If you live near a reliable source of feed corn, wheat, cherry pits, sunflower seeds or other biomass fuels, a multi-fuel stove may be a better buy than a regular pellet stove. Choosing a multi-fuel stove also lets you hedge your bets so you're not hanging on the price of just one fuel source, which can vary greatly depending on season, demand and availability. You can also make or buy biomass briquettes to burn in a wood stove.

It's rare to find a multi-fuel stove that can also burn firewood -- the ultimate in versatility -- but the Sedore 3000 multi-fuel furnace (Est. $3,400) can burn wood logs as well as pellets, corn, corn cobs and other biomass fuels. You can even burn sawdust or wood chips. Owners are very enthusiastic about this furnace/stove, although it's big and built with an eye toward function, not beauty.

Pellet stoves that can also burn biomass fuels are much more common, but keep in mind that just because your stove burns pellets doesn't mean you can toss any pellet-sized fuel in the hopper. Burning fuels your stove isn't designed for may void the warranty.

The Quadra-Fire Castile (Est. $3,000) is similar to the Quadra-Fire Santa Fe mentioned in the pellet stoves section of this report, but the Castile can burn both corn and wood pellets. It provides up to 34,400 Btu per hour and is rated for heating up to 1,700 square feet. Optional wall and remote-control thermostats are available, and the hopper holds up to 40 pounds of corn or pellets.

If you need to heat a larger space, the largest and best-reviewed multi-fuel stove in this report is also a top runner-up in our pellet stove category. The Quadra-Fire Mt. Vernon AE (Est. $4,100) comes preprogrammed to burn wheat, sunflower seeds and corn in addition to pellets, and Quadra-Fire dealers can reprogram it for optimal burning efficiency of other fuels as specs become available.

With a maximum heat production of 52,460 Btu per hour -- enough for up to 2,900 square feet -- and an 80-pound hopper, the Mt. Vernon AE can burn all day or night during a deep freeze. It does have a few reliability issues, particularly with the auto-igniter, and sometimes the "smart" features are a little too smart, like an auto-shutdown cycle that kicks in if you lower the stove's setpoint too low. Then you have to wait until the stove has shut down and gone through its auto-clean cycle before you can restart it.

With all that said, however, the Quadra-Fire's features still make it the best multi-fuel stove we've evaluated. It comes with a programmable wall control and intermittent pilot ignition. It's also compatible with zone heating, and that auto-clean cycle reduces the chance of burn-back into the top-loading hopper. If the electricity goes out, the Mt. Vernon AE can be run from a 12-volt automobile battery, and it's approved for use in mobile homes. Minimal clearances for the Quadra-Fire Mt. Vernon AE are 8 inches front and back and 18 inches on both sides; the hearth need extend only a few inches on each side of the stove.

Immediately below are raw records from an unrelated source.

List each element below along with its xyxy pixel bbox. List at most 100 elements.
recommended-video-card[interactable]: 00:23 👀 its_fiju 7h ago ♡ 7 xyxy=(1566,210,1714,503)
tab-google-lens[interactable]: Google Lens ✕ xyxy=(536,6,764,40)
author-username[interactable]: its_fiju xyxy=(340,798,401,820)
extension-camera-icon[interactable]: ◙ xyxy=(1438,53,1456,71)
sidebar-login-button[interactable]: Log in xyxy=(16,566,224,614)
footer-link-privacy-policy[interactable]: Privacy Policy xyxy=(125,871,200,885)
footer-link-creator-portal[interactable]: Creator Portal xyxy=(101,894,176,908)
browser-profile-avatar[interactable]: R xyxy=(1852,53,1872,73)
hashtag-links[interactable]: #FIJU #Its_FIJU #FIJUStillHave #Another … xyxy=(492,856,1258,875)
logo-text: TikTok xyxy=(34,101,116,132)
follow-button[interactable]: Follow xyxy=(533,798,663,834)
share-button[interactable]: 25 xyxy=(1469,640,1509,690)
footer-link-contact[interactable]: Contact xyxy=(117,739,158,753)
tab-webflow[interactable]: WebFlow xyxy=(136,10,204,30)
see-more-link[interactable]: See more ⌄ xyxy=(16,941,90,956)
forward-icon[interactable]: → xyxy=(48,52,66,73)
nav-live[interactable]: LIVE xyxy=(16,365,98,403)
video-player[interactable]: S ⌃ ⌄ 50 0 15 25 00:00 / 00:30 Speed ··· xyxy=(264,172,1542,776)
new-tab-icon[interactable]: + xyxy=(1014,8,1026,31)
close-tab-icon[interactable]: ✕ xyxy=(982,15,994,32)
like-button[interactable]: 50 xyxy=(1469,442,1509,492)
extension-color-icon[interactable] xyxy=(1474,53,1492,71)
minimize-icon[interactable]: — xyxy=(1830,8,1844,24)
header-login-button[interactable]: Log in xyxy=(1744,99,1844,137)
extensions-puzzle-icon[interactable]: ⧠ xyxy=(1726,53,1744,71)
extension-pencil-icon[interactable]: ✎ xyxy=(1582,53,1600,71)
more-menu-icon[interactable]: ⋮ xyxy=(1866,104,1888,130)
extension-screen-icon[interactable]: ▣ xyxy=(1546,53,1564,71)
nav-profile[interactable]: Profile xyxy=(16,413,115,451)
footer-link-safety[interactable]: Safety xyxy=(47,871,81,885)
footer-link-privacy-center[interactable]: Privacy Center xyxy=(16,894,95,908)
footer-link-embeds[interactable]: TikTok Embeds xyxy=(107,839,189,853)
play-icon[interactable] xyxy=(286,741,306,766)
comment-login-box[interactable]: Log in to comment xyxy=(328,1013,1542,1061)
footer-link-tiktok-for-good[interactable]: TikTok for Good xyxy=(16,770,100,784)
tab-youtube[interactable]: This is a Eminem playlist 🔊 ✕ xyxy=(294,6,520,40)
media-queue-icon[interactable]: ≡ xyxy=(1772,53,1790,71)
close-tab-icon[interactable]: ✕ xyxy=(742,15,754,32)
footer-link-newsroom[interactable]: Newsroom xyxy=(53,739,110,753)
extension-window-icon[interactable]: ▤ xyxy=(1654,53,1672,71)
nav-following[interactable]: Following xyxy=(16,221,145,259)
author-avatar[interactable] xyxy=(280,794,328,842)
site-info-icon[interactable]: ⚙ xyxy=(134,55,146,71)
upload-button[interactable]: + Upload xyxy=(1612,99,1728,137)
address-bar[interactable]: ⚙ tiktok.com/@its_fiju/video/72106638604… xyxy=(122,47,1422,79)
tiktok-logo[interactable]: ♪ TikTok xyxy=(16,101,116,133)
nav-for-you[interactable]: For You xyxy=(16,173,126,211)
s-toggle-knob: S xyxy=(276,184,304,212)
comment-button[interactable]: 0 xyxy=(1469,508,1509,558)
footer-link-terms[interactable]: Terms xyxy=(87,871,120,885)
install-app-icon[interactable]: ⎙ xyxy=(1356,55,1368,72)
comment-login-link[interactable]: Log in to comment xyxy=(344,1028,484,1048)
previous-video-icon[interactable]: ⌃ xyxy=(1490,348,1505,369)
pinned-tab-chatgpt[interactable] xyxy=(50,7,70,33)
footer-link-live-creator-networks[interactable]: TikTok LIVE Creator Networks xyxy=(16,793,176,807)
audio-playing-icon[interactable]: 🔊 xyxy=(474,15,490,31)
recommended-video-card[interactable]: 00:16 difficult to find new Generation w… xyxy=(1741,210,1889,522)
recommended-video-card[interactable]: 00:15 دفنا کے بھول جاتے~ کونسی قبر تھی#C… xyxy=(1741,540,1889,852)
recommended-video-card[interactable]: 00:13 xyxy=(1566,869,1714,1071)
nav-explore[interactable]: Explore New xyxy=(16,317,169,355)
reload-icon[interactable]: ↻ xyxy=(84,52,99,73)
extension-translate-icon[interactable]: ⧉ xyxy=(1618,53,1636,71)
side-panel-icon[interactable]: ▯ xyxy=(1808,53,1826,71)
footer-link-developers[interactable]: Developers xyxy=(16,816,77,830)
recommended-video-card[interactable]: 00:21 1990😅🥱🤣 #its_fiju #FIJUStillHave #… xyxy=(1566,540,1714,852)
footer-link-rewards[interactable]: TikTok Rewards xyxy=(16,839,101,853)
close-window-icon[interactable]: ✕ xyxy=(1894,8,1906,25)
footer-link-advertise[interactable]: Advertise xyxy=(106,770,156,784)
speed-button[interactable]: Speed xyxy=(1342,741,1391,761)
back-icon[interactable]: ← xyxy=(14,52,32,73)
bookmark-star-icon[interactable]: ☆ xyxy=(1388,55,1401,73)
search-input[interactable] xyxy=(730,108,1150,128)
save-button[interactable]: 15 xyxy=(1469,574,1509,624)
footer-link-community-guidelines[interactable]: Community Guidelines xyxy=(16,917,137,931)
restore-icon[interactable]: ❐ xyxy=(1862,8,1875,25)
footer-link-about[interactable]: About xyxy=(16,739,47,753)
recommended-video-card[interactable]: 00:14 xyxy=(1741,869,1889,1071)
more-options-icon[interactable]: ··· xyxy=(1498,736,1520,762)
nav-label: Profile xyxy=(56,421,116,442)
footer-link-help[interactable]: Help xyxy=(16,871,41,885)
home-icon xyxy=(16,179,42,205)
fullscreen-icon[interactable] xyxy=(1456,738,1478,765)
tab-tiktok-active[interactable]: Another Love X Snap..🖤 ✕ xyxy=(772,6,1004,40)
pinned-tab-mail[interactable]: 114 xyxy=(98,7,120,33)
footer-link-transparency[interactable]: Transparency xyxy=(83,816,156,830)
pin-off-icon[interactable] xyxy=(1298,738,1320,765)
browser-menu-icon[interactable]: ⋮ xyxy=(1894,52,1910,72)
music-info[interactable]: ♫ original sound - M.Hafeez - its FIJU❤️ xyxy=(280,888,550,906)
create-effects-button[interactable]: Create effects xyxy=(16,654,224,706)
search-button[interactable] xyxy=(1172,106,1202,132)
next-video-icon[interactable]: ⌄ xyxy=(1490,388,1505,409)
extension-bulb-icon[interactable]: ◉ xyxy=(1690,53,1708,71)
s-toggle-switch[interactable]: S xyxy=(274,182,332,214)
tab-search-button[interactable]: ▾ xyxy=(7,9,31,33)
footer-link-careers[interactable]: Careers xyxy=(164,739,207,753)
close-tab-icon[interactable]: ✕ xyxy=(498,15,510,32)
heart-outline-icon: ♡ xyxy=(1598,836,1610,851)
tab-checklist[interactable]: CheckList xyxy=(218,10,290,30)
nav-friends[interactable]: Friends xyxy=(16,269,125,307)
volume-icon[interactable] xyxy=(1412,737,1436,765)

If the Mt. Vernon AE is overkill for you or your budget, you do have other options. The Harman PC45 (Est. $3,800) draws lots of recommendations for its interchangeable burn pots, which give optimal results with either pellets or corn, and you don't need tools to swap the pots out. Maximum heat output is 45,000 Btu, so the PC45 is appropriate for 900 to 2,400 square feet. Its hopper holds 80 pounds of corn or 72 pounds of pellets, and an exhaust sensor automatically maintains the heat levels within 1 degree of the setpoint.

A decent multi-fuel stove at a lower price, the Englander 10-CPM (Est. $2,000) is available mainly through and can burn corn, pellets and cherry pits. The 10-CPM is EPA-certified -- a voluntary measure for pellet stoves -- and mobile home approved; it's rated for heating up to 2,200 square feet. The hopper holds 50 pounds of wood pellets or 60 pounds of corn. Other features include a 250 cfm adjustable fan and a large ash drawer; a wall or remote thermostat is optional. However, the firebox is lined with brick fiberboard instead of actual firebrick.